Dans le cercle fermé des entreprises familiales, il est coutume de dire: " Avec la troisième génération, ça passe ou ça casse! ". Du côté de Daoust, on serait plutôt tenté d'écrire: " Avec Giles, ça passe et ça se passe même très bien! ".

Petit-fils d'Albert qui a fondé l'entreprise de ressources humaines en 1954 et fils de Jean-Claude qui a repris le flambeau en 1985, Giles Daoust incarne en effet cette troisième génération de patrons bruxellois avec force et brio. Depuis qu'il en est devenu le CEO en 2015, la société Daoust n'a cessé de gonfler son chiffre d'affaires et son bénéfice, jusqu'à ce que le coronavirus vienne mettre son grain de sable dans cette machine bien huilée.

En l'espace de cinq ans, Giles Daoust a fait grimper les ventes et les prestations de l'entreprise de 160 millions d'euros en 2015 à 250 millions en 2019 alors que le chiffre d'affaires n'était encore que de 87 millions en 2010. Le nombre de personnes mises au travail par Daoust a suivi la même courbe spectaculaire au fil des ans, passant de 5.511 équivalents temps plein en 2015 à 8.358 aujourd'hui (ils n'étaient " que " 2.934 en 2010).

Le secret de cette croissance à deux chiffres depuis 10 ans? " La clé de notre succès réside dans notre culture d'entreprise qui se décline en deux slogans, Welcome to the Family et We love solutions, avec des valeurs de convivialité, d'entrepreneuriat, de qualité, de diversité et de flexibilité qui nous permettent de faire pousser les jeunes talents, répond Giles Daoust. Il y a, chez nous, des personnes qui ont commencé au bas de l'échelle et qui ont connu de magnifiques succès en devenant, par exemple, directeur. Pour moi, c'est une véritable fierté de transmettre l'esprit d'entreprendre à mes collaborateurs, aussi bien en tant que manager familial qu'en tant qu'entrepreneur."
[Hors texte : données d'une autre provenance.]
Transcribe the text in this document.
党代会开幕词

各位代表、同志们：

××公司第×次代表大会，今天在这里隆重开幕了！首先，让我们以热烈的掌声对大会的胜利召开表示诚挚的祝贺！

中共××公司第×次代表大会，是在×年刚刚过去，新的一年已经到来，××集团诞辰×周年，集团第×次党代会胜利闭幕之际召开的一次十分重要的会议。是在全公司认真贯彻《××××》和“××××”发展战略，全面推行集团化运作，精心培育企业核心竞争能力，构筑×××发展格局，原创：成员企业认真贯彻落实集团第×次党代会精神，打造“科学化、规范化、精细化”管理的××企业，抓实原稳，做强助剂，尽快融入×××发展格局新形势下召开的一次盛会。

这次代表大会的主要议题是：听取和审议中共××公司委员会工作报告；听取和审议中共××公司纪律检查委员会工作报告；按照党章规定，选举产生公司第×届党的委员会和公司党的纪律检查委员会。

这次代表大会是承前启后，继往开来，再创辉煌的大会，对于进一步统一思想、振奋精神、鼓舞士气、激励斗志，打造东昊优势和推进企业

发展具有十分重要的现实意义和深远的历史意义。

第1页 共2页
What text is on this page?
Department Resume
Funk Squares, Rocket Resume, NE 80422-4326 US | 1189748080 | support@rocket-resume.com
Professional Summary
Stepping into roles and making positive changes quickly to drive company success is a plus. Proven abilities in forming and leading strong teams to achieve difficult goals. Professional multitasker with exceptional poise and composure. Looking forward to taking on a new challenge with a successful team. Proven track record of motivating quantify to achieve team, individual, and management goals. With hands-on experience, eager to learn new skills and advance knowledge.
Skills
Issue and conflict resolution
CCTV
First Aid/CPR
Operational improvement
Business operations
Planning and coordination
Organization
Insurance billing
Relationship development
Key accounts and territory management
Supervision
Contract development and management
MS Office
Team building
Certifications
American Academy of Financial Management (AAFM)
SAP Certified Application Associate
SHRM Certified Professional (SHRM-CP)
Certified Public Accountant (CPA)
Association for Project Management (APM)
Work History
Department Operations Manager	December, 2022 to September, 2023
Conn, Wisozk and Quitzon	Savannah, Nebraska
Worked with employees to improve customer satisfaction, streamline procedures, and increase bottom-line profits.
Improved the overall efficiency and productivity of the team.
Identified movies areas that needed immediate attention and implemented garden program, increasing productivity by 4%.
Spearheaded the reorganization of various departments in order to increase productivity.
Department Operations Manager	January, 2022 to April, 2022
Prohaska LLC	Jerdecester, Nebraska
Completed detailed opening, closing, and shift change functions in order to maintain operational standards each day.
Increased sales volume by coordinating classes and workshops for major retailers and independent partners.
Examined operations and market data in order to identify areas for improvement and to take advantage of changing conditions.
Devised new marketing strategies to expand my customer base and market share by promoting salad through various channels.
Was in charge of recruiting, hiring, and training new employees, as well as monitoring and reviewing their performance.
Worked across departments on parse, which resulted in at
Mon métier de créatif m'inspire pour ma gestion de l'entreprise et cette gestion me donne des idées pour mes différentes créations.

Le CEO de Daoust aime faire cette distinction. De son propre aveu, il n'a jamais su choisir entre ses deux métiers et continue de les pratiquer avec la même passion. Avant de diriger l'entreprise familiale, Giles Daoust a en effet créé en 2003, à la fin de ses études à Solvay, une société de production de films. Fondée à Bruxelles, Title Media a ensuite migré aux Etats-Unis où elle est toujours active aujourd'hui. " Cela me permet d'avoir un double regard stratégique, confie le jeune quadra. Celui d'un entrepreneur qui a lancé sa start-up dans l'audiovisuel et celui d'un CEO d'une importante structure qui compte 60 agences en Belgique et qui est aujourd'hui le 10e plus gros employeur en Région Bruxelles-Capitale. "

Atypique, le patron de Daoust est un créatif qui adore l'écriture (il compte quelques BD et essais à son actif) ainsi que la mise en scène (il assure les festivités de l'Ommegang depuis 15 ans). " Ces deux métiers se nourrissent l'un de l'autre, conclut Giles Daoust. Le créatif m'inspire pour ma gestion de l'entreprise familiale et cette gestion me donne des idées pour mes différentes créations. "

Un profil, une gestion et surtout des résultats qui lui valent aujourd'hui cette nomination au titre de Manager de l'Année 2020.

CV

· Né le 17 octobre 1979

· 2003 Diplômé de l'école de commerce de Solvay

· 2003 Il crée sa société de production de films Title Media, toujours active aujourd'hui et basée à Los Angeles

· 2010 Il rejoint l'entreprise familiale Daoust dirigée par son père Jean-Claude pour gérer le département marketing

· 2015 Il devient CEO de Daoust

· 2019 Il investit à titre personnel dans la chaîne d'informations LN24

Coronavirus: quel impact?

Daoust s'attend à un recul de 20% de son chiffre d'affaires, sans aucun bénéfice en 2020. " Nous avons pris nos responsabilités d'entrepreneur en ne versant aucun dividende sur l'exercice 2019 et, grâce à notre bonne santé financière, nous restons à 100% autofinancés, explique Giles Daoust. Nous gérons cette crise en restant fidèles à nos valeurs. En ce sens, nous ne procéderons à aucune restructuration pour cause de Covid. Un point positif: nous avons profité du confinement pour digitaliser nos formations, ce qui nous fait avancer. "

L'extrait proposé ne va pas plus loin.